Work Text:
Dear Sherlock,
This is completely stupid and useless, but I’m doing it anyway. Hello, how are you? Still dead, that’s how you are. Always and forever and permanently dead.
How am I? Still alive. Harry bullied me into seeing a psychiatrist by promising to go into rehab. She’s out now, and still sober. It’s been six months. Bizarrely, Mycroft has been paying the rent on the flat—I got that out of Mrs. Hudson, when I finally started keeping track of time again and realized I hadn’t paid her. He came here once, but hasn’t been back, probably because I broke his nose.
I’m writing a stupid, useless letter because the therapist says I need “closure.” She says that excessive grief—apparently my grief at losing my flatmate is excessive—is often due to a sense that things have been left unfinished or unsaid. Telling you everything I’m thinking and feeling about your death is supposed to help. She claims it’s worked for other people.
I’m not ‘other people,’ though. I’m more of a freak than you ever were, I think. Just better at hiding it. Nobody—not even my bloody therapist—knows how much I loved Afghanistan. Being there, with the heat and the horror and the urgency, made me ridiculously happy. I was needed. My life had a purpose. Yes, I know it’s sick, to be happy amid all that blood and gore and violence and death. I keep it to myself.
When I got shot and had to leave the Army, I was so lost. Living in a crappy bedsit. Life was pointless. I couldn’t afford to stay in London, but I knew the quiet would drive me mad if I left. I was already a little mad, I think. Thought about topping myself, but Harry was trying to stay sober at that point, and I knew she’d go back to the bottle if I did.

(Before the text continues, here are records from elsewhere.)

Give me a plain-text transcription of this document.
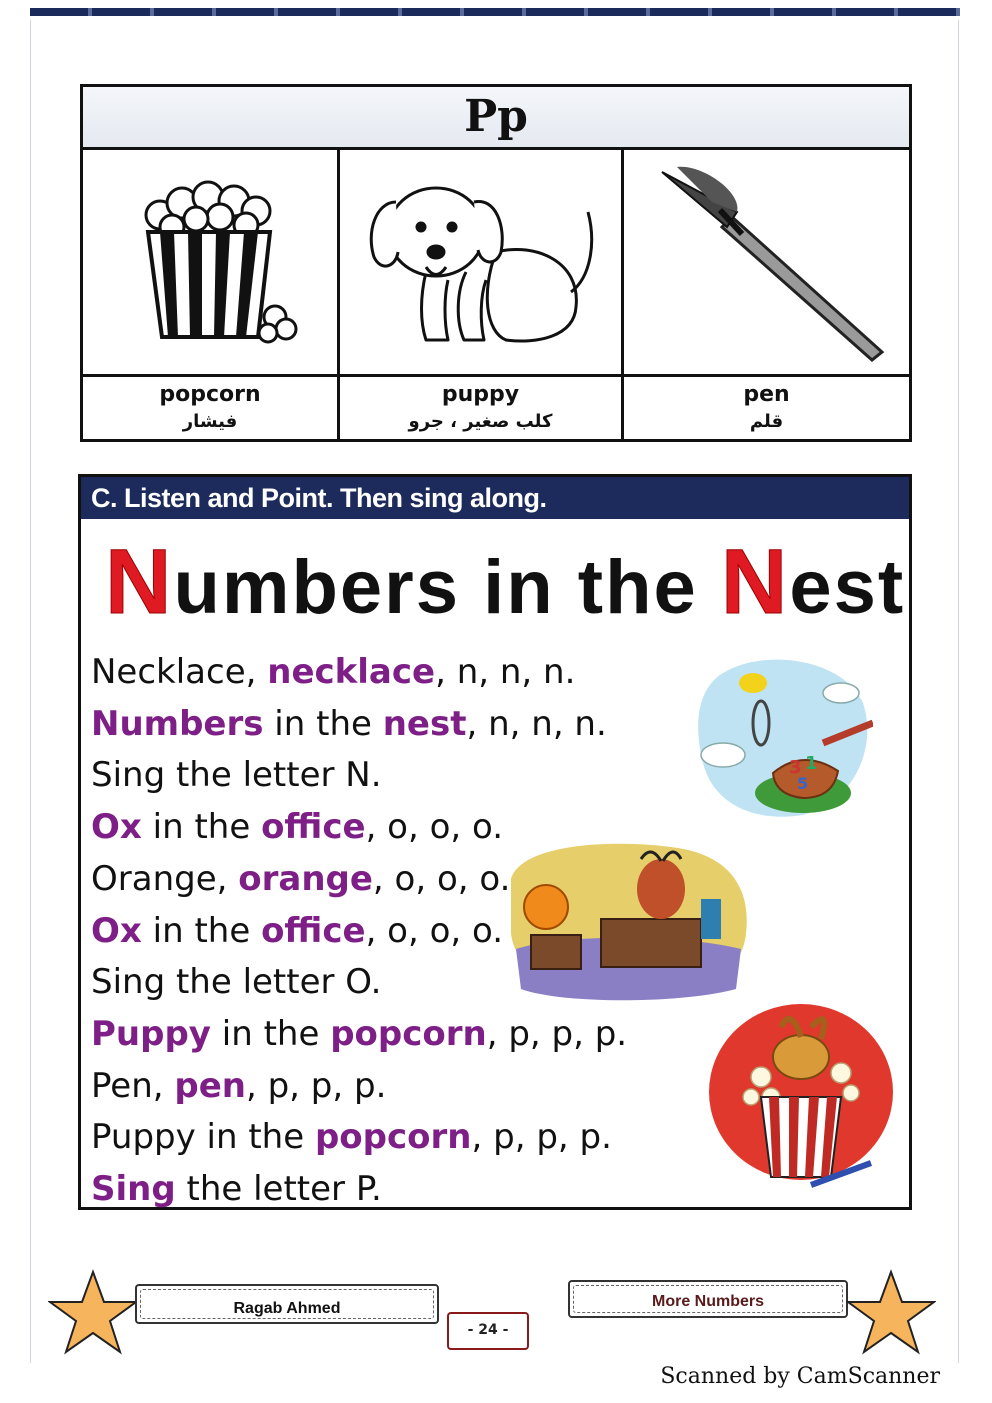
Pp
popcorn
فيشار
puppy
كلب صغير ، جرو
pen
قلم
C. Listen and Point. Then sing along.
Numbers in the Nest
Necklace, necklace, n, n, n.
Numbers in the nest, n, n, n.
Sing the letter N.
Ox in the office, o, o, o.
Orange, orange, o, o, o.
Ox in the office, o, o, o.
Sing the letter O.
Puppy in the popcorn, p, p, p.
Pen, pen, p, p, p.
Puppy in the popcorn, p, p, p.
Sing the letter P.
3 1
5
Ragab Ahmed
- 24 -
More Numbers
Scanned by CamScanner
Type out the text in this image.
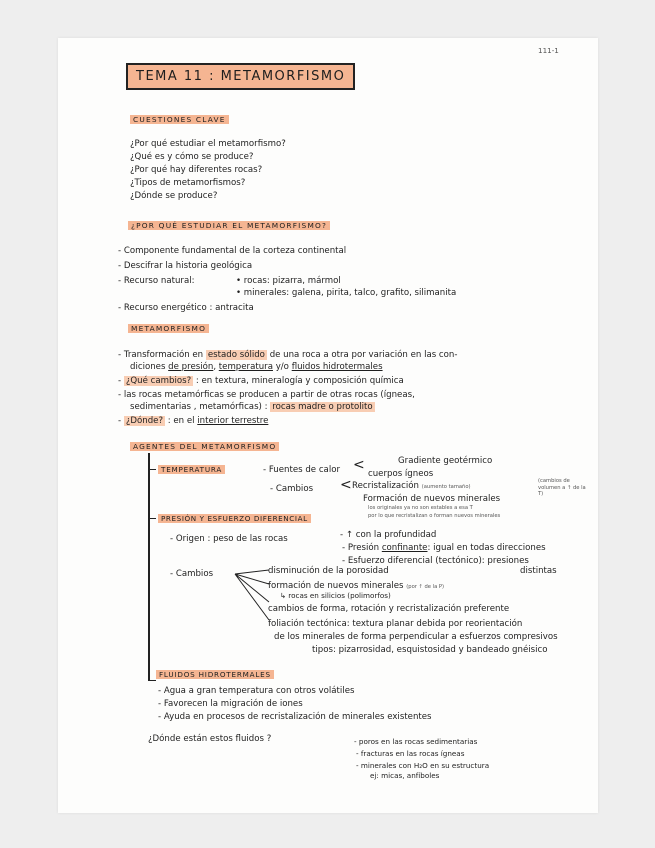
111-1
TEMA 11 : METAMORFISMO
CUESTIONES CLAVE
¿Por qué estudiar el metamorfismo?
¿Qué es y cómo se produce?
¿Por qué hay diferentes rocas?
¿Tipos de metamorfismos?
¿Dónde se produce?
¿POR QUÉ ESTUDIAR EL METAMORFISMO?
- Componente fundamental de la corteza continental
- Descifrar la historia geológica
- Recurso natural:	• rocas: pizarra, mármol
• minerales: galena, pirita, talco, grafito, silimanita
- Recurso energético : antracita
METAMORFISMO
- Transformación en estado sólido de una roca a otra por variación en las con-
diciones de presión, temperatura y/o fluidos hidrotermales
- ¿Qué cambios? : en textura, mineralogía y composición química
- las rocas metamórficas se producen a partir de otras rocas (ígneas,
sedimentarias , metamórficas) : rocas madre o protolito
- ¿Dónde? : en el interior terrestre
AGENTES DEL METAMORFISMO
TEMPERATURA	- Fuentes de calor <	Gradiente geotérmico
cuerpos ígneos
- Cambios < Recristalización (aumento tamaño)
Formación de nuevos minerales
los originales ya no son estables a esa T
por lo que recristalizan o forman nuevos minerales
(cambios de volumen a ↑ de la T)
PRESIÓN Y ESFUERZO DIFERENCIAL
- Origen : peso de las rocas	- ↑ con la profundidad
- Presión confinante: igual en todas direcciones
- Esfuerzo diferencial (tectónico): presiones
distintas
- Cambios	disminución de la porosidad
formación de nuevos minerales (por ↑ de la P)
↳ rocas en silicios (polimorfos)
cambios de forma, rotación y recristalización preferente
foliación tectónica: textura planar debida por reorientación
de los minerales de forma perpendicular a esfuerzos compresivos
tipos: pizarrosidad, esquistosidad y bandeado gnéisico
FLUIDOS HIDROTERMALES
- Agua a gran temperatura con otros volátiles
- Favorecen la migración de iones
- Ayuda en procesos de recristalización de minerales existentes
¿Dónde están estos fluidos ?	- poros en las rocas sedimentarias
- fracturas en las rocas ígneas
- minerales con H₂O en su estructura
ej: micas, anfíboles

You saved me, you know. Following you around on your cases, chasing down alleys, even having a bloody bomb strapped to my chest—I needed that. Yes, I’m odd that way. Ironic isn’t it? Everyone thought I was the normal one--even you. But working with you, living with you, even looking at corpses with you, well, that was as close to happy as I’d been since Afghanistan. And I looked up to you. You were brilliant and you were like no one I’d ever met. By then my default mode was pretending to be normal, showing only what was expected of me, so I bitched about your rudeness and how demanding you were. Truth was, I liked it. The one thing I really shared with you was a hatred of boredom.
Truth was... well, you’ll never read this, what with being dead and all, so I might as well say it. I’m supposed to burn this letter once I’m done with it, all part of the treatment, of getting “closure.” So the whole truth is, I was attracted to you as well. You’d made it quite clear, that first night at Angelo’s, that I hadn’t a chance, so I kept it to myself, insisted to everyone that I wasn’t gay, we weren’t a couple, despite the fact that we were obviously close. Or were we? Hard to tell, with you. I felt close to you, in any case. I thought you needed me, and I needed that, as much as the adrenaline and the danger. You saw through me from the first, and I needed that too, that you weren’t bothered my freakishness.
Did you know I thought you were beautiful? Did you know how much I loved your cheekbones, your curls, your lips? I used to watch your hands as you played the violin. Did you know how much I wanted to touch you? Of course you did. You knew everything. I’m sure you knew the exact moment I fell in love with you, right in the middle of our second argument about why not eating for three days was bad for you.
Thank you for never bringing it up. But you knew that I understood nothing would happen; we’d established that early on, so it was irrelevant. And you didn’t waste time on irrelevant details.
Now you’re gone, and I’m the man I was after Afghanistan. My ‘excessive grief’ isn’t only that I’ve lost you. I’ve lost me, Sherlock. I’ve lost the John Watson whose life had some kind of purpose, a focal point. I’ve taken to walking at night, in some of the dodgier parts of town. A week ago someone tried to steal my wallet, and I came close to killing him. Then I wondered why I’d fought so hard.
So yesterday I signed on with Médecins Sans Frontières. I’m headed to Africa in a week; there’s always a war going on in Africa. Everyone thinks this is me “moving on with my life.”
I will always miss you. I love you. But of course, you’d know that, if you weren’t dead, you bloody selfish bastard.